Permita-me elaborar isso. Refiro-me especificamente a um jovem casal compartilhando uma única bicicleta.

Normalmente, o garoto fica pedalando na frente, e a garota  fica sentada atrás dele. Ela se senta de lado na garupa – talvez com os braços em volta da cintura dele, talvez mantendo um pouco de distância. O garoto pode pilotar e pedalar, mas, em muitos casos, a bicicleta é da garota.

O habitat natural para um evento deste tipo é a margem de um rio no início da noite. O brilho vermelho e quente do sol poente convenientemente disfarça qualquer rubor que possa aparecer.

No momento, me encontrei em uma situação bem semelhante. O sol ainda estava alto no céu, mas a nuca de Sylphie estava bem na minha frente. Movendo meu nariz para frente, eu poderia facilmente encher minhas narinas com o doce aroma de sua pele.

Eu também estava com meus braços em volta da cintura dela, com as mãos cruzadas bem perto de seu umbigo.
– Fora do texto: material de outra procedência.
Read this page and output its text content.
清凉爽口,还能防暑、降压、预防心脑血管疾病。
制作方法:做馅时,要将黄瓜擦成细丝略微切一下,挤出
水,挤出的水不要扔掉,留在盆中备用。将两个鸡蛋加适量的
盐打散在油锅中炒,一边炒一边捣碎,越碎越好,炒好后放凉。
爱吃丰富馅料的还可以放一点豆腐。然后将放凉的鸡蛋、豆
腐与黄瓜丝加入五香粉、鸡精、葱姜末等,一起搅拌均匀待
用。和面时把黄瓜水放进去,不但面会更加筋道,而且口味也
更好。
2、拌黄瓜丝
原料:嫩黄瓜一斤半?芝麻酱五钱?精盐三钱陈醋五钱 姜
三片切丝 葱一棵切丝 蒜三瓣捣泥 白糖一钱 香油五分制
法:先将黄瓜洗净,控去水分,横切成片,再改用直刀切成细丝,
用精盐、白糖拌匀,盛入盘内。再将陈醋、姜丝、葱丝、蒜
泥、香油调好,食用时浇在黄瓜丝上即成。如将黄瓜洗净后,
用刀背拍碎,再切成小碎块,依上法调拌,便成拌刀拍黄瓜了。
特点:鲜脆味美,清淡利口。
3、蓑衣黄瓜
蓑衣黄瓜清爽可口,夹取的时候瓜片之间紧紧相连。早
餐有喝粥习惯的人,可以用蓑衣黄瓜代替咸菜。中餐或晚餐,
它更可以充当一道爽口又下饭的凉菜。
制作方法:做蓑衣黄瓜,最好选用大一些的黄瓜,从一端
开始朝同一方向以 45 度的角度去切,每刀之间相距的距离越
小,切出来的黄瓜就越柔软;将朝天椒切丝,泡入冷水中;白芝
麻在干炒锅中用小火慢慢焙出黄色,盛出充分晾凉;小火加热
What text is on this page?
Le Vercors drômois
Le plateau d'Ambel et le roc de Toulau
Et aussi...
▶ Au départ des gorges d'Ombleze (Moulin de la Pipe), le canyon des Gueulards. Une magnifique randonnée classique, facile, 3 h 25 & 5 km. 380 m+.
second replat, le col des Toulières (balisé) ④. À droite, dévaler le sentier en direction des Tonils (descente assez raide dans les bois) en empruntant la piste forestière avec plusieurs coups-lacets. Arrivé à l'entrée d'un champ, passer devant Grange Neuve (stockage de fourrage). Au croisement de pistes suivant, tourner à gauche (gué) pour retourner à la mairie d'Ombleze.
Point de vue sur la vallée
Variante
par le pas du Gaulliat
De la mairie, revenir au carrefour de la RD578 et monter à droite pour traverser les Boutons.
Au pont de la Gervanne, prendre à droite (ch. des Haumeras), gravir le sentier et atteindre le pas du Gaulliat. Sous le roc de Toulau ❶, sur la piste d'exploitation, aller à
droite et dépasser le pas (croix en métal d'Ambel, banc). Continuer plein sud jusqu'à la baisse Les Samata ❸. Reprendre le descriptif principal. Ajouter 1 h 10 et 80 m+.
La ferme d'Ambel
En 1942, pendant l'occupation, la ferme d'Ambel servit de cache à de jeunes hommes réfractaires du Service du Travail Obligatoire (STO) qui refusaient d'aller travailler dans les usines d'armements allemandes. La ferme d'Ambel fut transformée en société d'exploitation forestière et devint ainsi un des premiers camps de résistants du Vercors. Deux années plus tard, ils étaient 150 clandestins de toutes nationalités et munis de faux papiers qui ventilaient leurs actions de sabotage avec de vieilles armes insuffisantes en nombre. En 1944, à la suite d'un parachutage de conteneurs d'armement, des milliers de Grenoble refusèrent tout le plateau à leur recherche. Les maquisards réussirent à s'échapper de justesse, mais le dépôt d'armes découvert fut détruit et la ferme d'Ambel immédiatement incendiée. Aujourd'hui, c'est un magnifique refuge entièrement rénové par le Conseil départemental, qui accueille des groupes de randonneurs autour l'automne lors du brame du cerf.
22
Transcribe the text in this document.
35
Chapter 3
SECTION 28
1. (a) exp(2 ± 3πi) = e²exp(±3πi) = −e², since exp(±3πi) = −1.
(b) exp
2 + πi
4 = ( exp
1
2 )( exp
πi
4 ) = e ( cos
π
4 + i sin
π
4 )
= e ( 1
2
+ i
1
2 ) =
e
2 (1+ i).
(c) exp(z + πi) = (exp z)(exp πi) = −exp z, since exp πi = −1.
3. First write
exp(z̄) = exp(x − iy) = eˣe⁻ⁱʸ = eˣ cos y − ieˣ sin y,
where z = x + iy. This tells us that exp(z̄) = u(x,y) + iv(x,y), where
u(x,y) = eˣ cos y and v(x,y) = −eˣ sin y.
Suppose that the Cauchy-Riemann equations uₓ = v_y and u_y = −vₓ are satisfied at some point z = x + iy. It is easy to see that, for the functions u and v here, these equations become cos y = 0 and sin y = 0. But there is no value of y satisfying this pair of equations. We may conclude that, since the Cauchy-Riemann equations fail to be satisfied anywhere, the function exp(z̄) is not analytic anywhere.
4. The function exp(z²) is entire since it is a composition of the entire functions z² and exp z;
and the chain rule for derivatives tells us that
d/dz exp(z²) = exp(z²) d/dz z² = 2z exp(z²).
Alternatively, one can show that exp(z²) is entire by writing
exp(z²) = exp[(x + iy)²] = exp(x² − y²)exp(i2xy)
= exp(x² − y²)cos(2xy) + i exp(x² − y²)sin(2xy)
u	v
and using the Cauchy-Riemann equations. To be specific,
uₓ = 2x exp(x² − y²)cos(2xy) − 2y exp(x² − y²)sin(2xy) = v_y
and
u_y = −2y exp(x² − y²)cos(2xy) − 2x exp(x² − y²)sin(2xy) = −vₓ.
Meu corpo estava pressionado contra o dela; era capaz de sentir as batidas de seu coração no meu peito.

Era realmente esplêndido.

Aliás, só uma observação, devo mencionar que estava mantendo a parte inferior do meu corpo um pouco afastada dela, por razões que não precisam ser declaradas. Ela era minha esposa e tal, mas eu ainda precisava tratá-la com respeito.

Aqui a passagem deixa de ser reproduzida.